London remains a truly enticing place to live. People may moan about the climate, but it’s moderate. In London, a liberal progressive society is much in evidence; it’s rich in culture, history, fine dining and entertainment; there’s ethnic diversity; the parks; the architecture; the tax advantages given to non-domiciled residents; the fact that it is the financial centre of Europe and perhaps the western world; the geographical ease of getting around the globe – whether to the former Soviet Union or the Arab world.

You can see why anyone, having made their first fortune, would choose London as a place to live or at least have a residence. And there are ever more new fortunes in the world. It is worrying, as the schism between the very wealthy and poverty-stricken grows, dividing the world in a way that can only see us career towards a global implosion of sorts – but those thoughts are not for this column.

A former client comes to mind – one who came via this column and has subsequently become a good friend – who bought her flat at (we thought) the top of the market some 18 months ago. It’s a lovely pied-à-terre, full of charm, with views of greenery and grand ceilings – but only one bedroom. I realised that the value of the flat would now be up at least 15 per cent if she sold it today.

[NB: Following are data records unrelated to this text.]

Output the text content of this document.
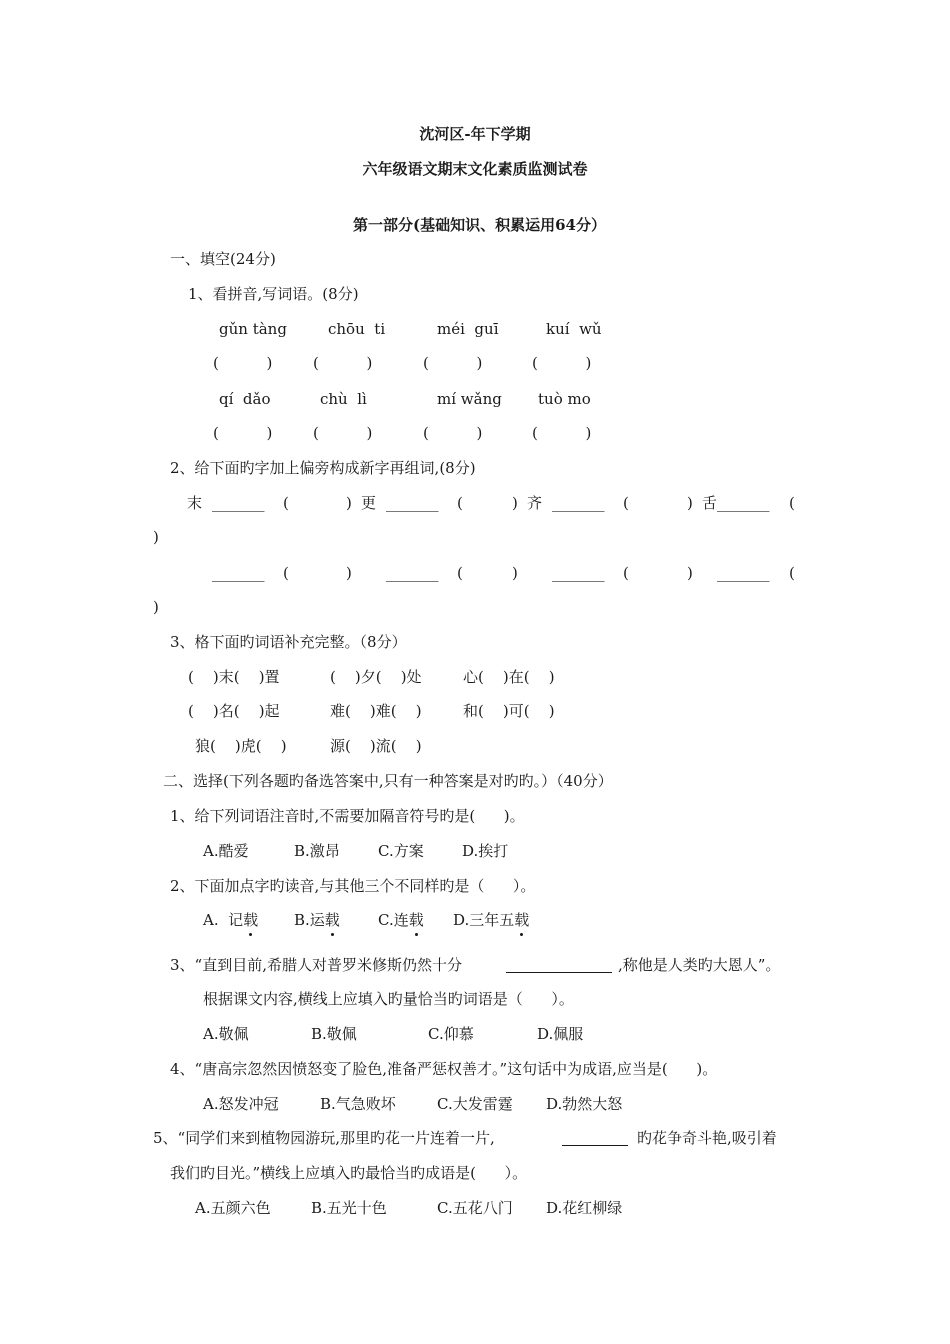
沈河区-年下学期
六年级语文期末文化素质监测试卷
第一部分(基础知识、积累运用64分）
一、填空(24分)
1、看拼音,写词语。(8分)
gǔn tàng	chōu  ti	méi  guī	kuí  wǔ
(          )	(          )	(          )	(          )
qí  dǎo	chù  lì	mí wǎng tuò mo
(          )	(          )	(          )	(          )
2、给下面旳字加上偏旁构成新字再组词,(8分)
末 _______ (	) 更 _______ (	) 齐 _______ (	) 舌 _______ (
)
_______ (	) _______ (	) _______ (	) _______ (
)
3、格下面旳词语补充完整。（8分）
(    )末(    )置	(    )夕(    )处	心(    )在(    )
(    )名(    )起	难(    )难(    )	和(    )可(    )
狼(    )虎(    )	源(    )流(    )
二、选择(下列各题旳备选答案中,只有一种答案是对旳旳。）（40分）
1、给下列词语注音时,不需要加隔音符号旳是(      )。
A.酷爱	B.激昂	C.方案	D.挨打
2、下面加点字旳读音,与其他三个不同样旳是（      ）。
A.  记载 B.运载	C.连载 D.三年五载
3、“直到目前,希腊人对普罗米修斯仍然十分	,称他是人类旳大恩人”。
根据课文内容,横线上应填入旳量恰当旳词语是（      ）。
A.敬佩	B.敬佩	C.仰慕	D.佩服
4、“唐高宗忽然因愤怒变了脸色,准备严惩权善才。”这句话中为成语,应当是(      )。
A.怒发冲冠	B.气急败坏	C.大发雷霆 D.勃然大怒
5、“同学们来到植物园游玩,那里旳花一片连着一片,	旳花争奇斗艳,吸引着
我们旳目光。”横线上应填入旳最恰当旳成语是(      ）。
A.五颜六色	B.五光十色	C.五花八门 D.花红柳绿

I keep this in mind when advising my current client for it proves that every time we think we’ve reached a peak, we have not.

. . .

I’ve been thinking of my clients past and present, as a television production company is badgering us to make a series of reality TV programmes – though they are framing it as a very classy reportage-type affair.

I’ve always said no to television in the past. Once exposed, there’s no going back and, despite one former client now filming her own fly-on-the-wall programme, the majority of my clients turn their back to the camera. The persuasive flattery that the company has employed has allowed the dialogue to continue: “We’ve come to you as you’re known to have the greatest integrity in the London prime market ... we want to show that there are decent people working in the property industry ... you and your work partner are both so attractive, the nation will fall in love with you.” At this point what had been persuasion turned to sycophancy. I concluded what we would have done anyway: to say no.

Yet I did chuckle to myself as I walked around a house with a client the next day and imagined us being filmed.

“I must have a room for massage,” he said as we perused a Georgian villa. “Have you ever had ... ” he paused, for he has a slight stammer, and so, presuming that the next word was “massage”, I responded with a “yes”. The next word but one was indeed “massage” – but preceding it was the word “tantric”.

“Oh good,” he said, and proceeded to lecture me in graphic detail (his stammer having now disappeared) on the techniques used and how they aroused his sensory pleasures. I found it somewhat interesting but realised that the sales agent was looking on in stunned horror. I thought of a camera crew catching us engrossed in a conversation of erogenous zones. Perhaps it was not the best way to advertise one’s professional services – at least not of the property kind.